9782260018094.jpgLionel Duroy, Le chagrin, Julliard, 2010. Rééd. J'ai lu, 2011.

Pour Michel Leiris publiant L’âge d’homme, l’ombre de la « corne de taureau » qui guette le torero représente le danger qu’encourt l’autobiographe lorsqu’il se donne pour règle de dire « la vérité, rien que la vérité ». L’écriture est alors un « acte » qui pèse lourdement sur les relations de l’auteur avec son entourage, et donc sur le destin de cet auteur. Là s’arrête l’analogie entre l’ouvrage de Leiris et celui de Lionel Duroy : la construction, le style, l’intention même sont différents. Mais dans les deux cas, l’expression la plus fidèle, la plus sincère possible des souvenirs est un risque délibérément encouru, voulu par la nécessité de la libération personnelle.

De 1944 au début des années 2000, des origines parentales à la création d’une nouvelle famille, les souvenirs de William Dunoyer de Pranassac (alias Lionel Duroy) se succèdent au rythme de ce qui a marqué, voire bouleversé son existence, à commencer par les traumatismes de l’enfance, entre un père en permanente cessation de paiement, une mère dont les rêves mondains déçus provoquent chez elle des dépressions périodiques et une ribambelle de frères et sœurs élevés au gré des circonstances. Une enfance chaotique, marquée par les disputes des parents, une scolarité lacunaire, des bonheurs fugitifs sans lendemains. Puis viennent les voyages, les amours, les ratages, la paternité, le journalisme, l’écriture…

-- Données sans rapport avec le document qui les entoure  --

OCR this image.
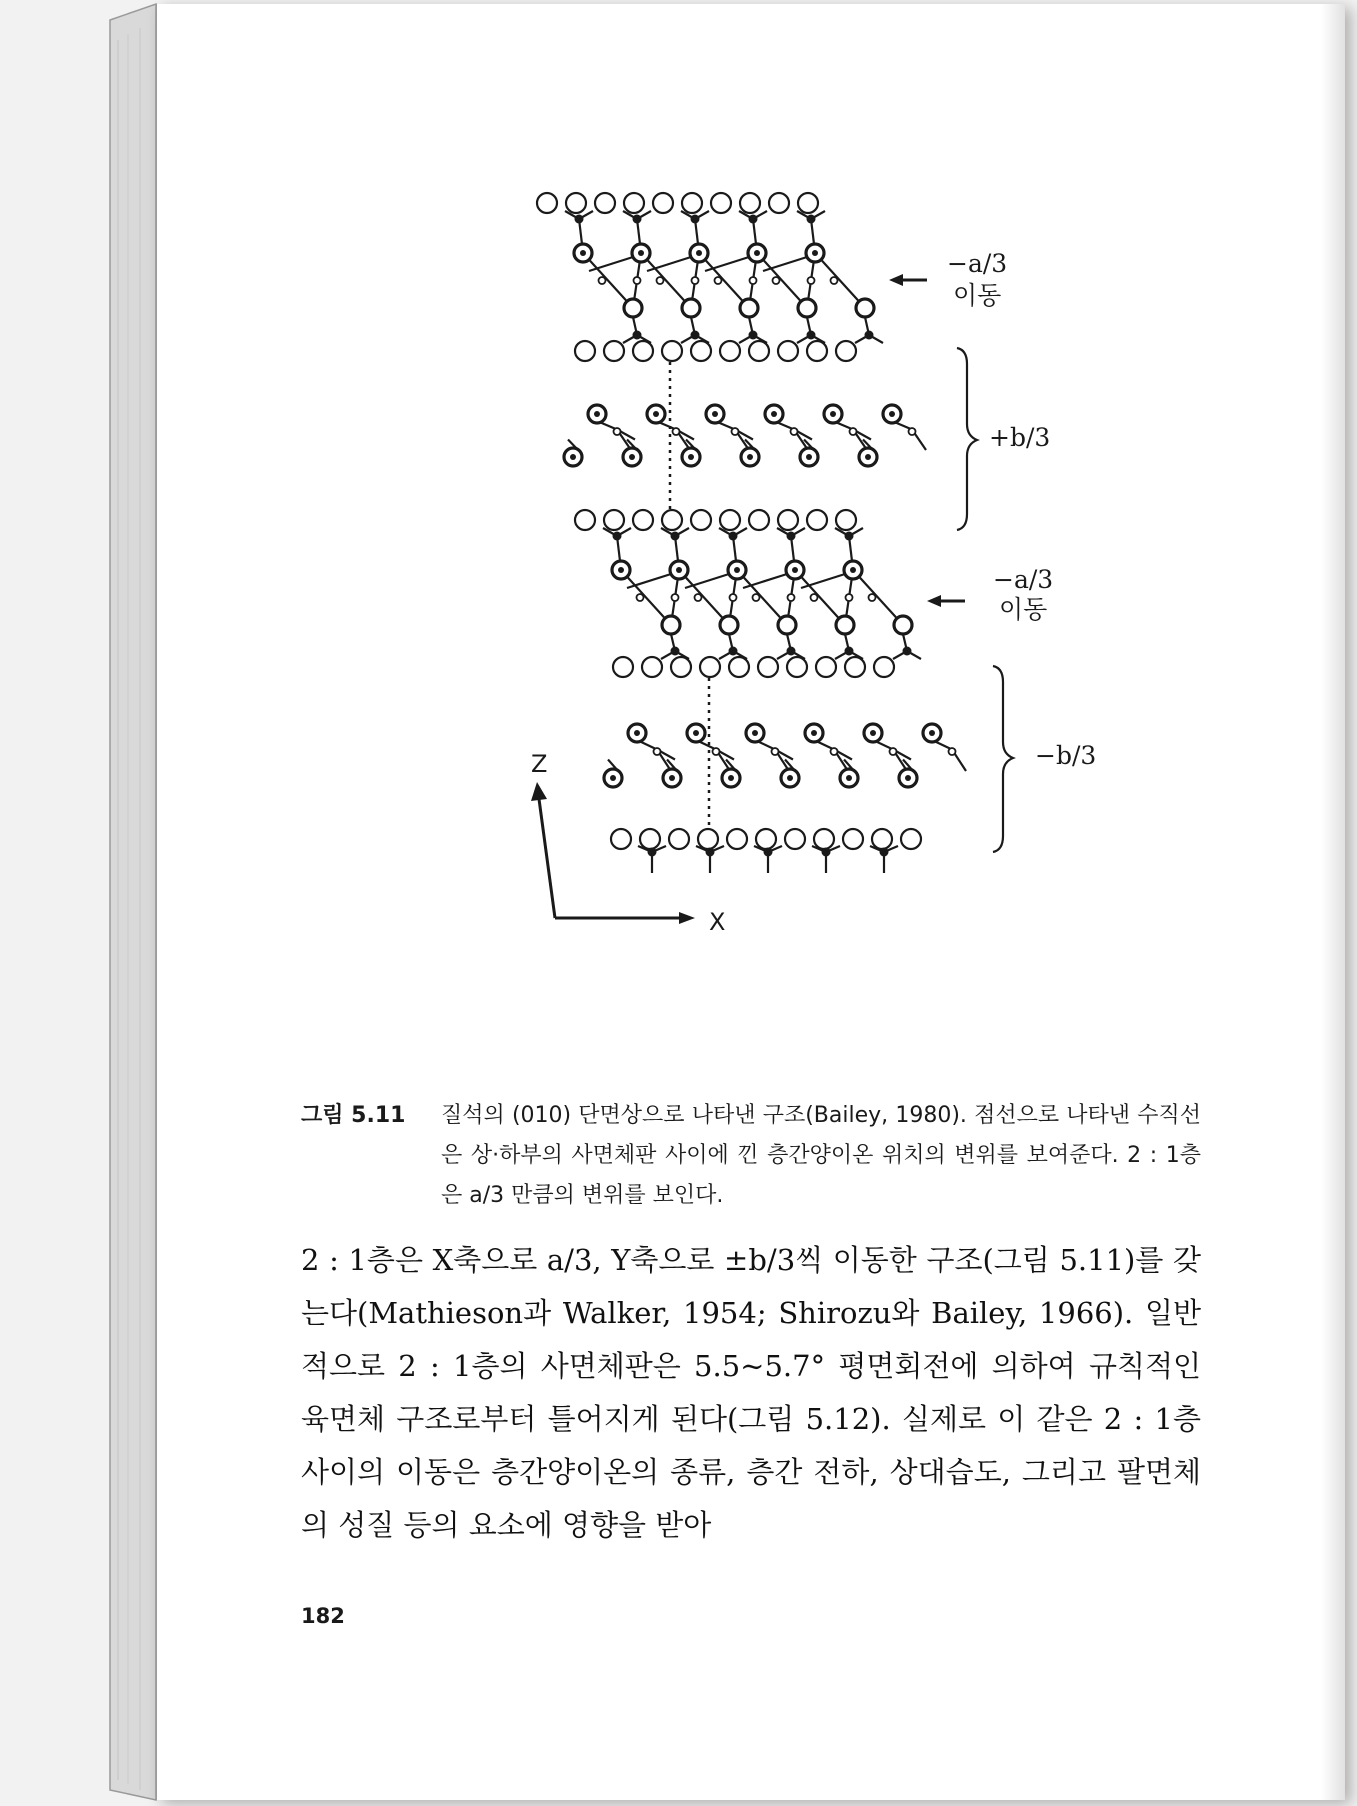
−a/3
이동
+b/3
−a/3
이동
−b/3
Z
X
그림 5.11	질석의 (010) 단면상으로 나타낸 구조(Bailey, 1980). 점선으로 나타낸 수직선은 상·하부의 사면체판 사이에 낀 층간양이온 위치의 변위를 보여준다. 2 : 1층은 a/3 만큼의 변위를 보인다.
2 : 1층은 X축으로 a/3, Y축으로 ±b/3씩 이동한 구조(그림 5.11)를 갖는다(Mathieson과 Walker, 1954; Shirozu와 Bailey, 1966). 일반적으로 2 : 1층의 사면체판은 5.5∼5.7° 평면회전에 의하여 규칙적인 육면체 구조로부터 틀어지게 된다(그림 5.12). 실제로 이 같은 2 : 1층 사이의 이동은 층간양이온의 종류, 층간 전하, 상대습도, 그리고 팔면체의 성질 등의 요소에 영향을 받아
182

Cette écriture, qui n’est pas simplement narration – histoire de raconter sa vie pour se satisfaire et satisfaire la curiosité des lecteurs – retrace une évolution personnelle qui, certes, ne manque pas d’intérêt : des complexes enfantins à une certaine assurance, de l’extrême droite familiale à la gauche bon teint, de la soumission à la révolte.  Il y a aussi la quête minutieuse du vrai, les documents et les photos palliant les défaillances de la mémoire, le doute et les questions, loin d’être occultés, se faisant même moteur de la recherche. Mais l’écriture est au premier chef, et en dernier lieu, le moyen de survivre. Lorsqu’en 1990 paraît Priez pour nous, c’est la rupture avec toute la famille, parents, frères et sœurs, neveux et nièces : l’auteur s’est livré à la « corne de taureau » en allant jusqu’au bout du règlement de comptes avec sa mère, et c’est au prix de cette brouille qu’il peut poursuivre son chemin.

Le chagrin est en quelque sorte le roman d’un regard sur soi, le roman d’une autobiographie sans concessions : Lionel Duroy raconte comment il en est arrivé à composer une œuvre de révolte, comment il est devenu « le maillon rompu, celui sur lequel s’est cassée la chaîne ». Récit violent et tendre à la fois, plein d’une émotion à peine bridée par l’écriture.